Stefan - I can never remember this actors name. Anyway, he plays the Baron's servant and protector of his "secret." He tries many times to set Duvalier on his way, but like the real French, he just wont leave. He too is drowned later. Come to think of it, there was a hell of a lot of drowning in this film!
Katarina - This old woman by day, witch by night, was Eric's mother. She is seeking revenge for the death of her son at the Baron's hands. Like many Gypsy women should be, she is struck dead by a rogue bolt of lightening and the scene of her melting face that ensues was pure genius!
Gustaf - This fake mute is Katarina's servant. Now how an unemployed gypsy witch can afford to have a servant is beyond me. According to Thir13en Ghosts it's possible for anyone to have one though. How I wished for the bird that pecked out his eyes and sent him plummeting over the cliff edge, would come for me next.
*It isn't an act of treason to talk to me.
*Such is the will of God to endow and deprive.
*Surely I've made enough noise to wake the dead.
*The Baron tells me you've been with him since the Polish campaign.
*Take your life as you took mine. Let your own hand destroy you.
*Mesmerism? You fool!
7min: The changing scenery is really starting to confuse me.
9min: Baby, you got real ugly, real fast.
17min: Why does no one ever listen to the warnings of lunatic gypsies?
20min: Yeah, because you're the village idiot.
29min: Everybody's a critic.
51min: Loves him? Is that why she tried to kill him?
68min: BWAHAHAHAHAHA The Baron just bitch-whipped you like a $2 whore!
76min: ummm ... What the hell is with the floating rocks?
78min: That is one helluva kiss o' death!
Nicholson plays a Frenchsoldier, Andre Duvalier, who stumbles upon a strange woman wandering on a beach. Near as I could tell, he lost his regiment and was nearing dehydration until this phantom woman leads him to a well of fresh water. Once he was strong enough, he was taken in by the strange gypsy woman, atarina. After a period of time, and some prying on Andre's part, he is told of the keep atop the mountain owned by one Baron Von Leppe. From the moment Andre invites himself into the Baron's home and private life, Duvalier's sanity is tested and a whole new world of murder and the supernatural is unleashed.
Although I have seen better films, none were made in only 3 days! Corman is not only a business mastermind, but he is also a film genius. Greats like this film, "Naked Warriors", "Fantastic Four", & "X: The Man With the X-Ray Eyes" are all prime examples of his handy work. But he also has his fingers dipped into other cult classics like "Slumber Party Massacre." Nearly everything has a connection to Corman. Kind of like Kevin Bacon.

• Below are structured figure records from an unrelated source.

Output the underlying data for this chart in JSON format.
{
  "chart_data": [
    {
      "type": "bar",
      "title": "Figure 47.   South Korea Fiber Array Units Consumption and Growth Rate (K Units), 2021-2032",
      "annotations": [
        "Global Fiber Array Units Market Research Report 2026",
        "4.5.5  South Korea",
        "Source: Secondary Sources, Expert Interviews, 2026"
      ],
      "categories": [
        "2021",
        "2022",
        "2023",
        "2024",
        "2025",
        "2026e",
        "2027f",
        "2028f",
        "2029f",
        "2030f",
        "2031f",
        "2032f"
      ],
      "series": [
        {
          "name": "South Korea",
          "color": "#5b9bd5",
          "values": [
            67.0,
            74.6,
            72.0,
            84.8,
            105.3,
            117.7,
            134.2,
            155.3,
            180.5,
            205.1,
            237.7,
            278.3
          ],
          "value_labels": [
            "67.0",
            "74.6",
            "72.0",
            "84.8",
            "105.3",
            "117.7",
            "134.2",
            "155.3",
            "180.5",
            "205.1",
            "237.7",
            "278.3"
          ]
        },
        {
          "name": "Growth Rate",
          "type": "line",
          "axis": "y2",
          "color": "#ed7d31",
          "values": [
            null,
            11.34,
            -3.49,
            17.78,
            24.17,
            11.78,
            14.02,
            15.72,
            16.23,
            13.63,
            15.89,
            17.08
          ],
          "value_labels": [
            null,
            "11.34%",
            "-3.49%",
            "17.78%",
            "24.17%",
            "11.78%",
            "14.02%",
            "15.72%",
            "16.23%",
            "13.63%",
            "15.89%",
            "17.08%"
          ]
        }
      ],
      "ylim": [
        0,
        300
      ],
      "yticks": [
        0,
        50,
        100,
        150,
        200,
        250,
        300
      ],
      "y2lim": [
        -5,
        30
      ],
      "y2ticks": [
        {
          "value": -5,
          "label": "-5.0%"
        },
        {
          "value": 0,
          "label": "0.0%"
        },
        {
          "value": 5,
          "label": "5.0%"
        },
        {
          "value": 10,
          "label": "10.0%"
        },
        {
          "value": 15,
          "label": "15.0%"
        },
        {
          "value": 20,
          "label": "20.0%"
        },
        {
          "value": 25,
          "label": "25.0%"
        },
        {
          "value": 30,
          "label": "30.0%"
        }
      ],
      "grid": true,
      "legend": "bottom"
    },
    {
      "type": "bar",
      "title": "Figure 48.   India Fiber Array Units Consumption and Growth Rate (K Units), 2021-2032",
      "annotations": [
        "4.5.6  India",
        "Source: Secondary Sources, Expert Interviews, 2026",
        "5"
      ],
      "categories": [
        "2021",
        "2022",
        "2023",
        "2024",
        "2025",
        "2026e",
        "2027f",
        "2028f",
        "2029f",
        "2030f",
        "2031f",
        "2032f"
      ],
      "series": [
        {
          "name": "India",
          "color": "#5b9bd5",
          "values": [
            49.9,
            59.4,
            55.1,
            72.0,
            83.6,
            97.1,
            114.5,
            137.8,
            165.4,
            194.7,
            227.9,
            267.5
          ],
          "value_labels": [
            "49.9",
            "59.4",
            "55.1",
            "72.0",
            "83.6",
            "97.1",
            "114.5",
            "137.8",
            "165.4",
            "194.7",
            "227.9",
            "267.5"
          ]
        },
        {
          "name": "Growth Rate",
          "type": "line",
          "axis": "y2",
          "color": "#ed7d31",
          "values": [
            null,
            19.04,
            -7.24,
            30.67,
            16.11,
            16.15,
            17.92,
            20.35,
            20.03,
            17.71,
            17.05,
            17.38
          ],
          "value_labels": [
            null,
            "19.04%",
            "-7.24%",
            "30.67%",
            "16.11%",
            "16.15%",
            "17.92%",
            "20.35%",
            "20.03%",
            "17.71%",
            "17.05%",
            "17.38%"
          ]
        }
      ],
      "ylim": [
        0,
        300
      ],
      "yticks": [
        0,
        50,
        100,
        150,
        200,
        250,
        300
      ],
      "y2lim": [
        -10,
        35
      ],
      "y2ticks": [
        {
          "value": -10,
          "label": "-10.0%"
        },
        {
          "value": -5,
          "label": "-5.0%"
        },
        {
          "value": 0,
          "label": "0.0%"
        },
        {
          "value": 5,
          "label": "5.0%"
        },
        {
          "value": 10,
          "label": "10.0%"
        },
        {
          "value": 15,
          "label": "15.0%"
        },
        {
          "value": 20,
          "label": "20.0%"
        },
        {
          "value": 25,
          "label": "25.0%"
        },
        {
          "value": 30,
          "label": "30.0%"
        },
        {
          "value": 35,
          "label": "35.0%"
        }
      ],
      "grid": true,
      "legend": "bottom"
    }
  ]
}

I think my biggest complaint about the film was thw writing. Although I really shouldn't complain too much, considering production time. But certain things like talking about characters out of the blue who have yet to be introduced or even mentioned prior, as if we know who they are. Even scenes that really made no sense like Andre's horse taking off in the middle of the night.
Well, if production time is the only thing to cause such minor problems like those, than this film is a master piece! An example that all other film makers today should take lessons by! Hear me Tony Malanowski and Schumacer? Speaking of Schumacer, I'm off to watch epsode 24 of the 1960's Batman TV series! Oh Happy Day!!